Sypher's survey team will lead to further Team Rubicon presence in Wichita over the coming weeks, one of many disaster relief groups converging on the Southeast side.
“What they went through is very traumatic and this is all part of the healing process,” Sypher says. “As people emerge from their storm shelters they realize forever their lives will be changed. Not only because of the event but also because of property damage.”
That damage may prove too great for some homes in the area, like the one belonging to Tim Fortine, who has a creekside tree in his back yard currently laying in his kitchen. Fortine, who has found excitement in chasing tornadoes in the past, says one finally chased him.
“After I heard the sirens going off, I was checking the radar last-minute and took the kids to the storm shelter. I stepped outside and as soon as the trees started toppling, I headed downstairs really quick,” he said with a choked smile. “It was crazy. It sounded like a freight train coming through. All of our ears were popping.”

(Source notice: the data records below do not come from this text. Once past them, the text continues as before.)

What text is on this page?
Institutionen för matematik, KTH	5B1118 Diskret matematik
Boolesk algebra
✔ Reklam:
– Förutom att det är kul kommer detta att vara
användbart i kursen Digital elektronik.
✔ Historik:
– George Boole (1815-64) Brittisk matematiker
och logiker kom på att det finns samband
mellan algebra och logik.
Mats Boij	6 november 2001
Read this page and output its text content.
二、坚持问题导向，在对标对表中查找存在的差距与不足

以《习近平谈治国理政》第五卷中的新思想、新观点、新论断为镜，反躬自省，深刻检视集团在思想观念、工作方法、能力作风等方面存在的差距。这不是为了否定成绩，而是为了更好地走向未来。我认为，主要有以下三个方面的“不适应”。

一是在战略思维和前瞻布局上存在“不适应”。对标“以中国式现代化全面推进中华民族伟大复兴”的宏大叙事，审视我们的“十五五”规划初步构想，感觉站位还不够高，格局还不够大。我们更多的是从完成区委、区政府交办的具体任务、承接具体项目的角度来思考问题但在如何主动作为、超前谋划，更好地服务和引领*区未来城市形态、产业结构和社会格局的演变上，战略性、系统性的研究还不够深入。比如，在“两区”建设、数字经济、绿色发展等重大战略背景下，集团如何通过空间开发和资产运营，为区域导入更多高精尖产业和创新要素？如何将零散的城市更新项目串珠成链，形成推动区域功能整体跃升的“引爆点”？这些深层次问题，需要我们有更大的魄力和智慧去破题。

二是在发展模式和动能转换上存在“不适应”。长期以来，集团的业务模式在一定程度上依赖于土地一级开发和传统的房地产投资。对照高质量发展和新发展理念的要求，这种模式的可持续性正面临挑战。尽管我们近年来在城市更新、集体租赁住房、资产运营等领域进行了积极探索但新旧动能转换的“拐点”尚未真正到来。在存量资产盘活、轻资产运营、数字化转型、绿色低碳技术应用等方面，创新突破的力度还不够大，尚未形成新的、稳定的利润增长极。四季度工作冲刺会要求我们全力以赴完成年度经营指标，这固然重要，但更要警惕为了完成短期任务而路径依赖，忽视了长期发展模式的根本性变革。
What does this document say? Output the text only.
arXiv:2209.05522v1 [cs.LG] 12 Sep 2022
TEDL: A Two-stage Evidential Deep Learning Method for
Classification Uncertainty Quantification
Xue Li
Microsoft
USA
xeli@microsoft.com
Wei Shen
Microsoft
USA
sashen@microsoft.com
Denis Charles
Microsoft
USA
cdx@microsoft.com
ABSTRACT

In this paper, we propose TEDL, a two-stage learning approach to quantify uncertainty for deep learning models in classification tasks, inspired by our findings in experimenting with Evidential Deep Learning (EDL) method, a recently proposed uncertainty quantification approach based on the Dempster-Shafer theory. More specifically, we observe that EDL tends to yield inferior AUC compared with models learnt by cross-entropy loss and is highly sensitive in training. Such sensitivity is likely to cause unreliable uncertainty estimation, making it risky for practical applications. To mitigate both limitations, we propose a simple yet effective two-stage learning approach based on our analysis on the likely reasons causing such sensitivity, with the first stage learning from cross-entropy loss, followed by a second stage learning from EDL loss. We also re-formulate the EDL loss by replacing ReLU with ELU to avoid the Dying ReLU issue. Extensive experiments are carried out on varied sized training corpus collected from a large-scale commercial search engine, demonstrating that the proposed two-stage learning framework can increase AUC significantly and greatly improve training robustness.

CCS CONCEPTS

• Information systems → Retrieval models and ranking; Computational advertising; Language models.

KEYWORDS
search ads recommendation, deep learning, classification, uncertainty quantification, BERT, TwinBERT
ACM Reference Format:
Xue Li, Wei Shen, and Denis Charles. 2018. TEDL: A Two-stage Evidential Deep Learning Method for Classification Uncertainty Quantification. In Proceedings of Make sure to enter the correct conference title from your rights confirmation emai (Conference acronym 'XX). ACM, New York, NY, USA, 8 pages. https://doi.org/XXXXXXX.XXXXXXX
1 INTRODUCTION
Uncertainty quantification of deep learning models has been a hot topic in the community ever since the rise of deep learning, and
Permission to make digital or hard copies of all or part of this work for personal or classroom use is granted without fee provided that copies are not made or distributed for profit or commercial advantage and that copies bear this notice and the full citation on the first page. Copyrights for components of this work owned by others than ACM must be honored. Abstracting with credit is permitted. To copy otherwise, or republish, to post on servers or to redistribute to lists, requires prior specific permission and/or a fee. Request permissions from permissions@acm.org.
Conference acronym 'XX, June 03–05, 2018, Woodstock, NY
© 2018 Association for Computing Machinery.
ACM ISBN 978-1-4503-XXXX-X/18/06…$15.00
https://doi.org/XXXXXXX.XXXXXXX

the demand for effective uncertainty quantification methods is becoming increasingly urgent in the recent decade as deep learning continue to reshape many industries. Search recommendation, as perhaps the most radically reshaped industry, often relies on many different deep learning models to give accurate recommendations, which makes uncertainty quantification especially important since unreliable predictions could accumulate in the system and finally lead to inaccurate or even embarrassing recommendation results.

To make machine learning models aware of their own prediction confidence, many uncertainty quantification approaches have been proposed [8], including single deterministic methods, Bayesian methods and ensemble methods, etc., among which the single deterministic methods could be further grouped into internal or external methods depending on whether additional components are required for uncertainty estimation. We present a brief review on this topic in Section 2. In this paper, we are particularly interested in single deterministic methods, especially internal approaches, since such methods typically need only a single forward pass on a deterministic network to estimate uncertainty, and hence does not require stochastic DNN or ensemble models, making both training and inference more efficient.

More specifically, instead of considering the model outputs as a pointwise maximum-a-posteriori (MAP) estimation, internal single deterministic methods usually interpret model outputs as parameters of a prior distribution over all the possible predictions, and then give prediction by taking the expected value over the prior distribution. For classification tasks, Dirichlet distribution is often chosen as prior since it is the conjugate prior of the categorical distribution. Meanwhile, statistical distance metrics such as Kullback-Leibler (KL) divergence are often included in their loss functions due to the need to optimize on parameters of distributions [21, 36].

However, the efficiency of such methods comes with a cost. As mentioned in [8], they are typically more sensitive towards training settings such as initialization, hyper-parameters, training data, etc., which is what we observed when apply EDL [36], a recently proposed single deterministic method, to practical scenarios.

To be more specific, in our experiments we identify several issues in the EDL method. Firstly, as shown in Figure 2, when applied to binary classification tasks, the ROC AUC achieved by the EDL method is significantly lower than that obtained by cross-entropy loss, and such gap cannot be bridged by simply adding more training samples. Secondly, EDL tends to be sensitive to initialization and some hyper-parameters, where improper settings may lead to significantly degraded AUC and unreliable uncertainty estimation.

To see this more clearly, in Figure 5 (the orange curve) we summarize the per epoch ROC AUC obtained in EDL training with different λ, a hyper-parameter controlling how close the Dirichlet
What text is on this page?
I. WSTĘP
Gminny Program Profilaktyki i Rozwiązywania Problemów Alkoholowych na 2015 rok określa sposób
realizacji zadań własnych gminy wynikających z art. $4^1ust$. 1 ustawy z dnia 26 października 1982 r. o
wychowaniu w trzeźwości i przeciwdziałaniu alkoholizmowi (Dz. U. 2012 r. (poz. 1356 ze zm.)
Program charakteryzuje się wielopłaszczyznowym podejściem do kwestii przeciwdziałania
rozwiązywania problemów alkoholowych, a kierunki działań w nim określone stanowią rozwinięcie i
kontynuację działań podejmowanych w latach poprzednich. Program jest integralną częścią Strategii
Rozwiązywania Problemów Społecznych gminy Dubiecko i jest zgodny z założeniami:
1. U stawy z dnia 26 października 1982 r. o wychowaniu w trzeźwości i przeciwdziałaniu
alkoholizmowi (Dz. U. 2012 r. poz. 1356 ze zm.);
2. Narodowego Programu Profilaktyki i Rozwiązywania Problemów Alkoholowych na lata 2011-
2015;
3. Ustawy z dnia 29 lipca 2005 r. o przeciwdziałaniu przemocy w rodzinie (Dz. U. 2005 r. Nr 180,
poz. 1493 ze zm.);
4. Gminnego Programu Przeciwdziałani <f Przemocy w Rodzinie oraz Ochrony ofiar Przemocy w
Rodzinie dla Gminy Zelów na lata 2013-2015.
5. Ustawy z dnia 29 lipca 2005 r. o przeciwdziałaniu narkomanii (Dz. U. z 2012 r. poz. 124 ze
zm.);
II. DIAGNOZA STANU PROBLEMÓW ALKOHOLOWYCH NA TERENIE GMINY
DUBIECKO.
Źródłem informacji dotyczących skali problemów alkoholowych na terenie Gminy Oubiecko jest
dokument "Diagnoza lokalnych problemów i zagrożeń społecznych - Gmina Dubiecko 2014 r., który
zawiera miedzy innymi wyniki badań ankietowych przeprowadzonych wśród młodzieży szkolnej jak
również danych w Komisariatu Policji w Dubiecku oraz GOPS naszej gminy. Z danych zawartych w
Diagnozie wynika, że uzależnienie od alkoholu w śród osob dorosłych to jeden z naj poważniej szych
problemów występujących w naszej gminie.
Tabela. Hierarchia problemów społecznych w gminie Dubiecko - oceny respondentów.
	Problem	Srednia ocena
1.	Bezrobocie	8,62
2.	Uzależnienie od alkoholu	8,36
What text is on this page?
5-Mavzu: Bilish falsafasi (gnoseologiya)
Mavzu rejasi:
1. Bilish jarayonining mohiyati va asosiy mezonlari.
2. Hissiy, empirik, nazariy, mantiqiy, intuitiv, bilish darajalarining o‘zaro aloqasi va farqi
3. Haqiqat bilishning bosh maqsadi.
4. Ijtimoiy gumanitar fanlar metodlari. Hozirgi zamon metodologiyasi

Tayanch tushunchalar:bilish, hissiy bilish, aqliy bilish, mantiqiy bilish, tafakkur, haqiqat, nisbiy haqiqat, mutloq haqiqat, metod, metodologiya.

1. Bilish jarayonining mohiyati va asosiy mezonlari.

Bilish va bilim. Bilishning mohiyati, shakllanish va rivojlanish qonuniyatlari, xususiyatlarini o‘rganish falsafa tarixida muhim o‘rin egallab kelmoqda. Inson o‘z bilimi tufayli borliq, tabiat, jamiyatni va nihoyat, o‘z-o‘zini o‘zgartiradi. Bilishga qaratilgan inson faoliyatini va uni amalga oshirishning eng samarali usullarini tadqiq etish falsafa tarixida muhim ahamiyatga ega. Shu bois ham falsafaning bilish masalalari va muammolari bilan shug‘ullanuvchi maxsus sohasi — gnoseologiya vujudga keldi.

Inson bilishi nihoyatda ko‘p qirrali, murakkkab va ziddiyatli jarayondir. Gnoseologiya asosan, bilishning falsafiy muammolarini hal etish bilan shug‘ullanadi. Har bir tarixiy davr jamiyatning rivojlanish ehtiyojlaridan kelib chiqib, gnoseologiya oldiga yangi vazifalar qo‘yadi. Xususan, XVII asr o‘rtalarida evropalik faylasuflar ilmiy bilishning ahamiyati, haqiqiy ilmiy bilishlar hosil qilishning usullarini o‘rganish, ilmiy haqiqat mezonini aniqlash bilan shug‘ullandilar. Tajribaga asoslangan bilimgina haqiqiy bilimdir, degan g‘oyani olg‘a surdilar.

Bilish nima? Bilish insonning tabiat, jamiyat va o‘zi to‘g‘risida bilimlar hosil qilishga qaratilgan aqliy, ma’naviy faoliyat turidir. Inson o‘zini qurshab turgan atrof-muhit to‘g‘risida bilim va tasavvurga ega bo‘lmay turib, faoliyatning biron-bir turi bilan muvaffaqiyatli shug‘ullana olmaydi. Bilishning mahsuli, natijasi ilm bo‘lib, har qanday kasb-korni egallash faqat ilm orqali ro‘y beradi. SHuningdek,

Fortine will await formal word from his insurance company if the house, which also has branches forced through the ceiling of the master bedroom, is beyond repair. In the meantime, he keeps a positive attitude.
“All my friends are hanging jokes on me for having a big old treehouse now.”
Fortine's is one of many horrific stories in the area, but at least he did have his family safely within a storm shelter. Others did not enjoy such a circumstance.
17-year old Randy Holman spent time between dealing with debris to gather stories from around the neighborhood. He tells of one neighbor who may have been attempting to drive away from the area in a Mustang but didn't get very far.
“The car got blown right out of the garage and all the way across the street, but it's perfectly fine. Maybe some parts of a tree blown on top of it but it's fine,” he says.
Holman's family doesn't have to go far for a reminder of the force behind the storm that passed directly overhead while they huddled together in a storm shelter. Next door, a trailer home is standing on its side.
“Before this was just a nice, tranquil place. And now it looks like a big disaster zone... But there are two trees behind the house that held it in place so it couldn't keep on rolling into the other properties behind it,” said Holman.
Work will continue into the week at Deer Lakes Estates, as its residents remain constantly reminded of the stories the storm produced, and the details of those stories which could have been so much worse.
In all, the current estimate for damage in Wichita is estimated at 283 million dollars.